Production and staging secrets should be provisioned at the host or platform-secret layer, not through admin mutations and not through application database writes.

That includes at least:

```env
OPENAI_API_KEY=<optional-if-openai-used>
AZURE_OPENAI_API_KEY=<optional-if-azure-chat-used>
AZURE_DALLE_API_KEY=<optional-if-azure-image-gen-used>
GEMINI_API_KEY=<optional-if-gemini-used>
SMTP_PASSWORD=<required-if-smtp-auth-used>
ANONYMIZATION_SEED=<required-if-deterministic-anonymization-enabled>
```

Operational rule:

- keep these values in `.env.production` only for smaller self-managed hosts, or preferably in the host's secret manager / encrypted environment facility
- do not rotate or patch these values through `SystemSettings`
- use the admin settings page only to verify runtime source/status and to clear leftover legacy database copies
- after migration, legacy database secret fields should be empty in both staging and production

## Database Policy

For release environments, use:

```bash
pnpm --filter @capakraken/db db:migrate:deploy
```

Do not use `db:push` as the main production deployment mechanism. `db:push` is convenient for local development, but it does not give the release traceability that a migration-based deploy requires.

## Rollback Model

Rollback should be image-based:

1. choose the previous good `sha-...` tag
2. run the production deploy workflow again with that tag
3. confirm readiness

This is only safe when schema changes follow backwards-compatible expand and contract rules.

## How A Production Update Works

The intended production update path is:

1. merge to `main` after the existing CI workflow is green
2. run [release-image.yml](/home/hartmut/Documents/Copilot/capakraken/.github/workflows/release-image.yml) to build immutable `app` and `migrator` images tagged as `sha-<commit>`
3. run [deploy-staging.yml](/home/hartmut/Documents/Copilot/capakraken/.github/workflows/deploy-staging.yml) with that exact image tag
4. GitHub Actions uploads the deploy bundle to the staging host and writes a temporary `deploy.env`
5. [deploy-compose.sh](/home/hartmut/Documents/Copilot/capakraken/tooling/deploy/deploy-compose.sh) pulls images, starts PostgreSQL and Redis, runs Prisma deploy migrations, starts the new app container, and waits for `GET /api/ready`
6. after staging is accepted, run [deploy-prod.yml](/home/hartmut/Documents/Copilot/capakraken/.github/workflows/deploy-prod.yml) with the same tag
7. production repeats the same image-based flow, so the running artifact matches staging

That means the production host no longer builds from Git. It only receives a versioned image and starts it after migrations complete.

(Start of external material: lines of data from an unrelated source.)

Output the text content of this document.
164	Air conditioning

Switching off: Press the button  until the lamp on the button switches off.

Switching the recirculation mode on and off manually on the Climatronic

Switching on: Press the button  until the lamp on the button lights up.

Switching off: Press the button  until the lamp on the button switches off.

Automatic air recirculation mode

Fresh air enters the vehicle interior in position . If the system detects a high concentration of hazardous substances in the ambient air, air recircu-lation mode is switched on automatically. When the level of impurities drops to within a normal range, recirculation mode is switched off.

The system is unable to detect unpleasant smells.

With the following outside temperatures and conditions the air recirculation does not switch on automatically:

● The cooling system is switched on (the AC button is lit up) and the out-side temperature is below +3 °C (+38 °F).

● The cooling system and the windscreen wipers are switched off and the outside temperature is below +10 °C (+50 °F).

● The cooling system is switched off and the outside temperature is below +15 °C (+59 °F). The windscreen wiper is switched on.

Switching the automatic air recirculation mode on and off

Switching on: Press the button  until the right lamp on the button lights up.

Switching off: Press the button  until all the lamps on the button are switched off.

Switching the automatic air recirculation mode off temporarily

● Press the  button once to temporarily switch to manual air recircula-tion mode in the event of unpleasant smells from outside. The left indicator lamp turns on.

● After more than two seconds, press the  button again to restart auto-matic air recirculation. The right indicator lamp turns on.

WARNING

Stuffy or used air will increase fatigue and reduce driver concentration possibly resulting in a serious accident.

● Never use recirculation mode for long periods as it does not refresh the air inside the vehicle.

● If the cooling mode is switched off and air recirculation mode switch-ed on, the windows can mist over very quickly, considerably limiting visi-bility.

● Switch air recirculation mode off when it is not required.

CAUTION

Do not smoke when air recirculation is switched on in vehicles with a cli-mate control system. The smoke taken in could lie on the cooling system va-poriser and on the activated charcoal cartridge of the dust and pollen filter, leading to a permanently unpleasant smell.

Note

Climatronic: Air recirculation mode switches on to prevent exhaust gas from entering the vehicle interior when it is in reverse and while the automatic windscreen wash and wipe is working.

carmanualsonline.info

The same principle applies to secrets: the running container reads them from the deployment environment at start time, so an update only needs a new image tag unless secret material itself is being rotated.

## Current Status

The repository now contains the CI/CD scaffolding, but the existing manual production setup remains untouched:

- current manual compose flow: [docker-compose.prod.yml](/home/hartmut/Documents/Copilot/capakraken/docker-compose.prod.yml)
- current manual runbook: [ci-cd-manual.md](/home/hartmut/Documents/Copilot/capakraken/docs/ci-cd-manual.md)

This allows the team to introduce the new path gradually instead of switching production in one step.